The average interest rate for loans made by 18 major commercial banks to smaller firms stood at 6.23 percent in the third quarter, 0.7 percentage point lower than the first quarter.
“Targeted measures should be taken to address the painful financing problems facing private enterprises, including minimizing banks’ over-reliance on collateral and guarantees when lending to private and small and micro-sized firms,” CBIRC Vice Chairman Wang Zhaoxing told reporters.
Outstanding loans to private companies stood at 30.4 trillion yuan ($4.36 trillion) at end-September, Wang said.
Industrial and Commercial Bank of China Ltd (ICBC), the country’s biggest commercial lender, said its loans to private firms stood at around 2 trillion yuan as of end-September, up more than 100 billion yuan from the start of 2018.
ICBC Chairman Yi Huiman said the bank would form a consortium with the central bank and the China Bond Insurance Co. to support private enterprises’ bond financing.
“Ensuring the continuance of bond financing is vital to address private firms’ liquidity problems,” he told reporters at the news conference.
“We will explore how to make full use of this support tool to support the bond issuance of private enterprises, to stabilize this market. If it could be stabilized, the liquidity issue of most large and medium-sized private enterprises will be resolved,” he said.
CBIRC’s Wang said banks should lend a helping hand to private firms with good fundamentals that are only faced with temporary funding woes, and take a targeted and market-based approach in lending to distressed firms hit by stock pledge and guarantee risks.

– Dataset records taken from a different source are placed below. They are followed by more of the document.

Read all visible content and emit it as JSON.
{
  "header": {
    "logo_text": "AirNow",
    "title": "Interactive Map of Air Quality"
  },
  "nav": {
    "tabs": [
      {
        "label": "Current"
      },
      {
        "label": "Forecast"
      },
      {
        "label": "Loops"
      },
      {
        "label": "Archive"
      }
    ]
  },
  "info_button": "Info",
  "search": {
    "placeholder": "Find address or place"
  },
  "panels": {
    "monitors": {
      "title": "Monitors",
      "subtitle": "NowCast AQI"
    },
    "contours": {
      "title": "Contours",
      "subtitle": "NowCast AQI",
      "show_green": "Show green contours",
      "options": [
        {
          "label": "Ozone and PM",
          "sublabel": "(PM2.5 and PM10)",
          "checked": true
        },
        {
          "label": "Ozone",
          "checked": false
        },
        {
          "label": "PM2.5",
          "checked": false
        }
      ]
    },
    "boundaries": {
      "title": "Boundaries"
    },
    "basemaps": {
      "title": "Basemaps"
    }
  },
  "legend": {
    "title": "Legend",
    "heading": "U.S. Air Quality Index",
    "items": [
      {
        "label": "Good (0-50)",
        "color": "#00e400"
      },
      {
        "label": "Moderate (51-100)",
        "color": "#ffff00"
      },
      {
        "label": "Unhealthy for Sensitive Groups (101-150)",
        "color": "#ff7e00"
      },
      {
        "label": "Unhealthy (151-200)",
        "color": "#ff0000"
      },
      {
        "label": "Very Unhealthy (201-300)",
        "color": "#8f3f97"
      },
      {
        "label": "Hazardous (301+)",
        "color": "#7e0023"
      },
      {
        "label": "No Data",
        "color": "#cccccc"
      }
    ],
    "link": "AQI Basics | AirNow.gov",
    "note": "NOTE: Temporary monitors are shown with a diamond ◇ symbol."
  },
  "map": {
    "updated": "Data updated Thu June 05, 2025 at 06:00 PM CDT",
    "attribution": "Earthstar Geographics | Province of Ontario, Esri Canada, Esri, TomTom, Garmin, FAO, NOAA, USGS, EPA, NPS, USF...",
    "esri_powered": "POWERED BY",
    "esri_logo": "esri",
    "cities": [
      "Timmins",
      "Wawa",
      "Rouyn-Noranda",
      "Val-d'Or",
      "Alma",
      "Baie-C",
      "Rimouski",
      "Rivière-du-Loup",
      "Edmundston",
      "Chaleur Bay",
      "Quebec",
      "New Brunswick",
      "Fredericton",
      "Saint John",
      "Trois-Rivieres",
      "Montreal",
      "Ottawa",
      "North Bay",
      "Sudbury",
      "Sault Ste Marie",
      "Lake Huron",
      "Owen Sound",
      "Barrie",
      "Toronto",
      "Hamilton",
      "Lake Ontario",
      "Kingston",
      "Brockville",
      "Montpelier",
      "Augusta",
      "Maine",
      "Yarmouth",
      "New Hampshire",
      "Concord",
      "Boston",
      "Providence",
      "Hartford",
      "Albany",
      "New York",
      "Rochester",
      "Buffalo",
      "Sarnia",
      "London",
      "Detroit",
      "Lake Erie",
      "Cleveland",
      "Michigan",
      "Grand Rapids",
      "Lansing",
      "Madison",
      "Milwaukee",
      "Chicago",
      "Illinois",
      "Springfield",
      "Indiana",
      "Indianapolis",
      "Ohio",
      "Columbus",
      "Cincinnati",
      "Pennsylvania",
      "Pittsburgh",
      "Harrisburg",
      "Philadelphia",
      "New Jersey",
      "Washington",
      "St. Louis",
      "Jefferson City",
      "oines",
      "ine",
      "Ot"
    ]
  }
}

“Some medium and large-scale private enterprises have encountered some liquidity difficulties. But if the liquidity difficulties of these enterprises are only temporary, as their development prospects are promising with competitive products, technology, and future orders and cash returns, we require banks not to stop lending to them,” CBIRC’s Wang said.
Interest rates on its loans to the private sector averaged 5.2 percent as of the end of September, ICBC said in a separate handout at the briefing.
The central bank’s policy lending rate is 4.35 percent.
Wang also warned about financial risks triggered by some private firms who have broken away from their core businesses and made highly-leveraged acquisitions at home and abroad through rapid debt expansion. He said banks should be selective to avoid funding zombie and dysfunctional firms.
“Private enterprises must work hard to improve their core competitiveness and financial capabilities, and must not blindly expand their liabilities,” he said.